The Null Device

The Christmas/New Year holiday season is nigh upon us; and with it comes the traditional epidemic of seasonal depression, as people compare their own miserable lives, unfavourably, to idealised images of Yuletide bliss. Not surprisingly, the suicide rate peaks in late December and early January; while some open their presents, others open their wrists. Also unsurprisingly, Christmas is the traditional release date for violent action films:

Watching wrathful murders makes depressed people feel strong. They walk home in the cold to their empty apartments, hopped-up on the sexy pump of rage, hoping some asshole will say something obnoxious to them so they can feel justified in kicking the joker until he doesn't move anymore. "Howdya like that, heh?" one can leer as the perp squirms in the gutter. "Merry f---ing Christmas." This violently escapist conclusion is less painful for both parties than staying home and watching "It's a Wonderful Life" and crying hot, piteous tears for oneself when everything turns out OK at the end. "When will I get my happy ending?" one sobs between chicken nuggets.
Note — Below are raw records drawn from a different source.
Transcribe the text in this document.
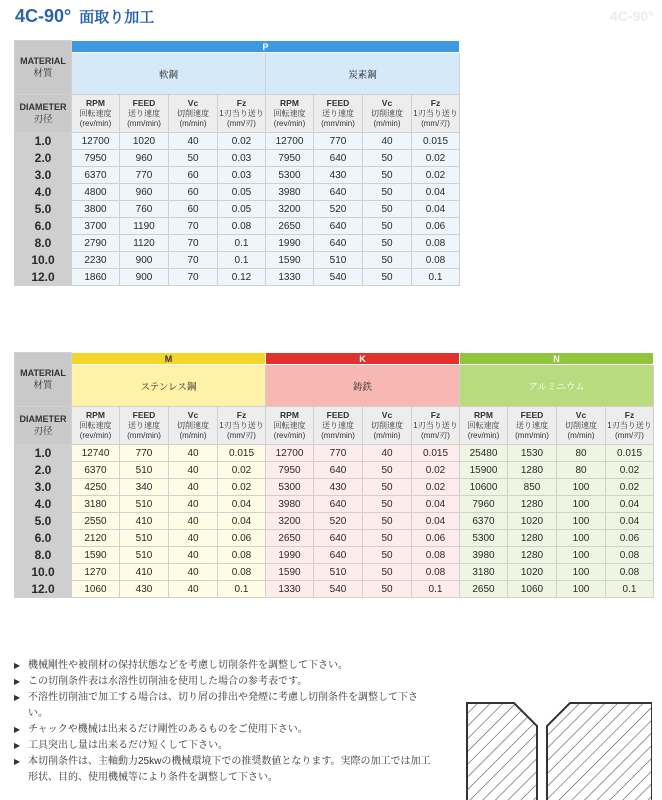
4C-90° 面取り加工	4C-90°
MATERIAL
材質	P							
	軟鋼				炭素鋼			
DIAMETER
刃径	RPM
回転速度
(rev/min)	FEED
送り速度
(mm/min)	Vc
切削速度
(m/min)	Fz
1刃当り送り
(mm/刃)	RPM
回転速度
(rev/min)	FEED
送り速度
(mm/min)	Vc
切削速度
(m/min)	Fz
1刃当り送り
(mm/刃)
1.0	12700	1020	40	0.02	12700	770	40	0.015
2.0	7950	960	50	0.03	7950	640	50	0.02
3.0	6370	770	60	0.03	5300	430	50	0.02
4.0	4800	960	60	0.05	3980	640	50	0.04
5.0	3800	760	60	0.05	3200	520	50	0.04
6.0	3700	1190	70	0.08	2650	640	50	0.06
8.0	2790	1120	70	0.1	1990	640	50	0.08
10.0	2230	900	70	0.1	1590	510	50	0.08
12.0	1860	900	70	0.12	1330	540	50	0.1
MATERIAL
材質	M				K				N			
	ステンレス鋼				鋳鉄				アルミニウム			
DIAMETER
刃径	RPM
回転速度
(rev/min)	FEED
送り速度
(mm/min)	Vc
切削速度
(m/min)	Fz
1刃当り送り
(mm/刃)	RPM
回転速度
(rev/min)	FEED
送り速度
(mm/min)	Vc
切削速度
(m/min)	Fz
1刃当り送り
(mm/刃)	RPM
回転速度
(rev/min)	FEED
送り速度
(mm/min)	Vc
切削速度
(m/min)	Fz
1刃当り送り
(mm/刃)
1.0	12740	770	40	0.015	12700	770	40	0.015	25480	1530	80	0.015
2.0	6370	510	40	0.02	7950	640	50	0.02	15900	1280	80	0.02
3.0	4250	340	40	0.02	5300	430	50	0.02	10600	850	100	0.02
4.0	3180	510	40	0.04	3980	640	50	0.04	7960	1280	100	0.04
5.0	2550	410	40	0.04	3200	520	50	0.04	6370	1020	100	0.04
6.0	2120	510	40	0.06	2650	640	50	0.06	5300	1280	100	0.06
8.0	1590	510	40	0.08	1990	640	50	0.08	3980	1280	100	0.08
10.0	1270	410	40	0.08	1590	510	50	0.08	3180	1020	100	0.08
12.0	1060	430	40	0.1	1330	540	50	0.1	2650	1060	100	0.1
▶ 機械剛性や被削材の保持状態などを考慮し切削条件を調整して下さい。
▶ この切削条件表は水溶性切削油を使用した場合の参考表です。
▶ 不溶性切削油で加工する場合は、切り屑の排出や発煙に考慮し切削条件を調整して下さい。
▶ チャックや機械は出来るだけ剛性のあるものをご使用下さい。
▶ 工具突出し量は出来るだけ短くして下さい。
▶ 本切削条件は、主軸動力25kwの機械環境下での推奨数値となります。実際の加工では加工形状、目的、使用機械等により条件を調整して下さい。
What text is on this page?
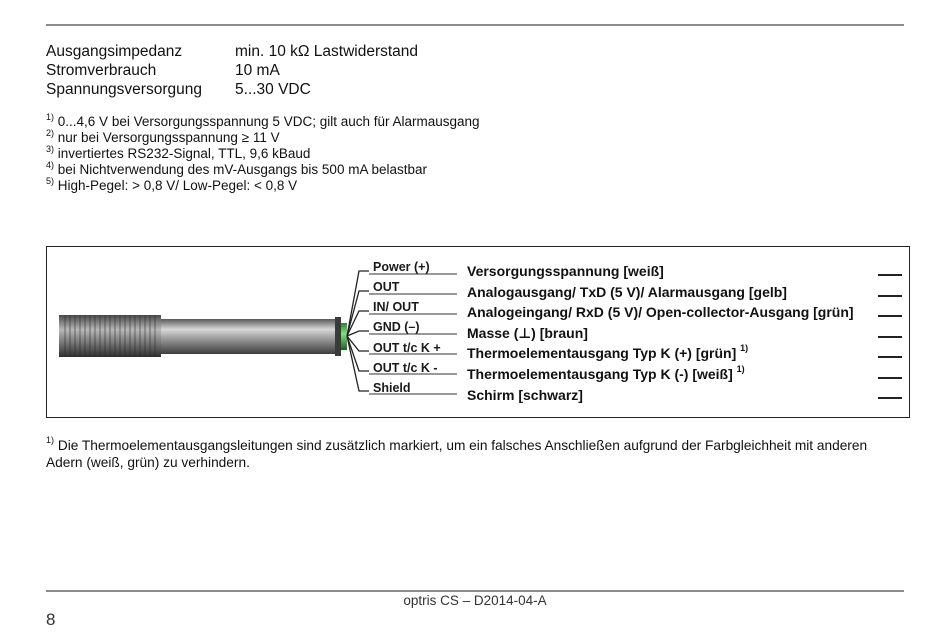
Ausgangsimpedanz	min. 10 kΩ Lastwiderstand
Stromverbrauch	10 mA
Spannungsversorgung 5...30 VDC
$^{1)}$ 0...4,6 V bei Versorgungsspannung 5 VDC; gilt auch für Alarmausgang
$^{2)}$ nur bei Versorgungsspannung ≥ 11 V
$^{3)}$ invertiertes RS232-Signal, TTL, 9,6 kBaud
$^{4)}$ bei Nichtverwendung des mV-Ausgangs bis 500 mA belastbar
$^{5)}$ High-Pegel: > 0,8 V/ Low-Pegel: < 0,8 V
Power (+)
OUT
IN/ OUT
GND (–)
OUT t/c K +
OUT t/c K -
Shield
Versorgungsspannung [weiß]
Analogausgang/ TxD (5 V)/ Alarmausgang [gelb]
Analogeingang/ RxD (5 V)/ Open-collector-Ausgang [grün]
Masse (⊥) [braun]
Thermoelementausgang Typ K (+) [grün] $^{1)}$
Thermoelementausgang Typ K (-) [weiß] $^{1)}$
Schirm [schwarz]
$^{1)}$ Die Thermoelementausgangsleitungen sind zusätzlich markiert, um ein falsches Anschließen aufgrund der Farbgleichheit mit anderen Adern (weiß, grün) zu verhindern.
optris CS – D2014-04-A
8
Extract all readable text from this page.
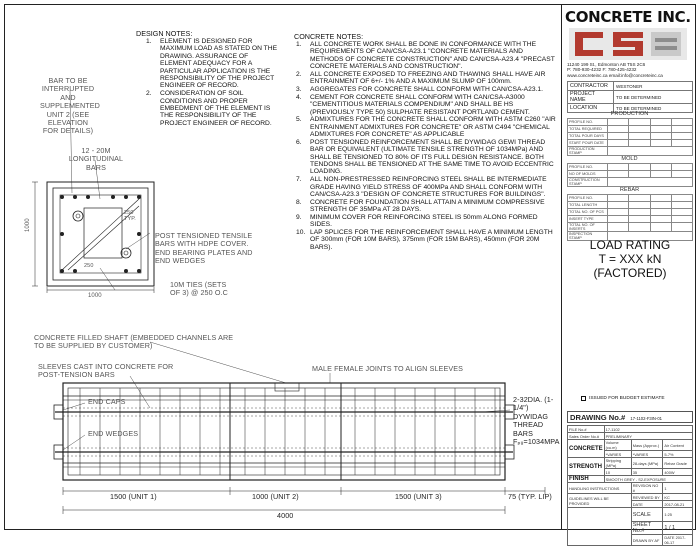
BAR TO BE INTERRUPTED AND SUPPLEMENTED UNIT 2 (SEE ELEVATION FOR DETAILS)
12 - 20M LONGITUDINAL BARS
POST TENSIONED TENSILE BARS WITH HDPE COVER. END BEARING PLATES AND END WEDGES
10M TIES (SETS OF 3) @ 250 O.C
250 TYP.
250
1000
1000
CONCRETE FILLED SHAFT (EMBEDDED CHANNELS ARE TO BE SUPPLIED BY CUSTOMER)
SLEEVES CAST INTO CONCRETE FOR POST-TENSION BARS
MALE FEMALE JOINTS TO ALIGN SLEEVES
END CAPS
END WEDGES
2-32DIA. (1-1/4") DYWIDAG THREAD BARS Fₚᵤ=1034MPA
1500 (UNIT 1)	1000 (UNIT 2)	1500 (UNIT 3)	75 (TYP. LIP)
4000
DESIGN NOTES:
1. ELEMENT IS DESIGNED FOR MAXIMUM LOAD AS STATED ON THE DRAWING. ASSURANCE OF ELEMENT ADEQUACY FOR A PARTICULAR APPLICATION IS THE RESPONSIBILITY OF THE PROJECT ENGINEER OF RECORD.
2. CONSIDERATION OF SOIL CONDITIONS AND PROPER EMBEDMENT OF THE ELEMENT IS THE RESPONSIBILITY OF THE PROJECT ENGINEER OF RECORD.
CONCRETE NOTES:
1. ALL CONCRETE WORK SHALL BE DONE IN CONFORMANCE WITH THE REQUIREMENTS OF CAN/CSA-A23.1 "CONCRETE MATERIALS AND METHODS OF CONCRETE CONSTRUCTION" AND CAN/CSA-A23.4 "PRECAST CONCRETE MATERIALS AND CONSTRUCTION".
2. ALL CONCRETE EXPOSED TO FREEZING AND THAWING SHALL HAVE AIR ENTRAINMENT OF 6+/- 1% AND A MAXIMUM SLUMP OF 100mm.
3. AGGREGATES FOR CONCRETE SHALL CONFORM WITH CAN/CSA-A23.1.
4. CEMENT FOR CONCRETE SHALL CONFORM WITH CAN/CSA-A3000 "CEMENTITIOUS MATERIALS COMPENDIUM" AND SHALL BE HS (PREVIOUSLY TYPE 50) SULPHATE RESISTANT PORTLAND CEMENT.
5. ADMIXTURES FOR THE CONCRETE SHALL CONFORM WITH ASTM C260 "AIR ENTRAINMENT ADMIXTURES FOR CONCRETE" OR ASTM C494 "CHEMICAL ADMIXTURES FOR CONCRETE" AS APPLICABLE
6. POST TENSIONED REINFORCEMENT SHALL BE DYWIDAG GEWI THREAD BAR OR EQUIVALENT (ULTIMATE TENSILE STRENGTH OF 1034MPa) AND SHALL BE TENSIONED TO 80% OF ITS FULL DESIGN RESISTANCE. BOTH TENDONS SHALL BE TENSIONED AT THE SAME TIME TO AVOID ECCENTRIC LOADING.
7. ALL NON-PRESTRESSED REINFORCING STEEL SHALL BE INTERMEDIATE GRADE HAVING YIELD STRESS OF 400MPa AND SHALL CONFORM WITH CAN/CSA-A23.3 "DESIGN OF CONCRETE STRUCTURES FOR BUILDINGS".
8. CONCRETE FOR FOUNDATION SHALL ATTAIN A MINIMUM COMPRESSIVE STRENGTH OF 35MPa AT 28 DAYS.
9. MINIMUM COVER FOR REINFORCING STEEL IS 50mm ALONG FORMED SIDES.
10. LAP SPLICES FOR THE REINFORCEMENT SHALL HAVE A MINIMUM LENGTH OF 300mm (FOR 10M BARS), 375mm (FOR 15M BARS), 450mm (FOR 20M BARS).
CONCRETE INC.
11240 199 St., Edmonton AB T5S 2C6
P: 780-930-4232 F: 780-425-4232
www.concreteinc.ca email:info@concreteinc.ca
CONTRACTOR	WESTONER
PROJECT NAME	TO BE DETERMINED
LOCATION	TO BE DETERMINED
PRODUCTION
PROFILE NO.				
TOTAL REQUIRED				
TOTAL POUR DAYS				
START POUR DATE				
PRODUCTION STAMP				
MOLD
PROFILE NO.				
NO OF MOLDS				
CONSTRUCTION STAMP				
REBAR
PROFILE NO.				
TOTAL LENGTH				
TOTAL NO. OF PCS				
INSERT TYPE				
TOTAL NO. OF INSERTS				
INSPECTION STAMP				LOAD RATING
T = XXX kN
(FACTORED)
ISSUED FOR BUDGET ESTIMATE
DRAWING No.# 17-1102-F3IN-01
FILE No.#	17-1102		
Sales Order No.#	PRELIMINARY		
CONCRETE	Volume (cu.m)	Mass (Approx.)	Air Content
	*VARIES	*VARIES	5-7%
STRENGTH	Stripping (MPa)	28-days (MPa)	Rebar Grade
	10	35	400W
FINISH	SMOOTH GREY - S2-EXPOSURE		
HANDLING INSTRUCTIONS		REVISION NO #	1
GUIDELINES WILL BE PROVIDED		REVIEWED BY	KC
		DATE	2017-08-21
		SCALE	1:25
		SHEET No.#	1 / 1
		DRAWN BY AF	DATE 2017-06-17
Not this Xmas.

Fortunately, suicide, drunken stupor and impotent hatred aren't the only options: you can always subvert it into an occasion to play pranks.

Another fun one is to rip up cotton balls and throw ketchup on them, in front of the fireplace. That way, when everyone comes into the living room for Xmas morning, you can say, "Uh-oh. White hair and blood. Looks like the dog got him. Poor Santa."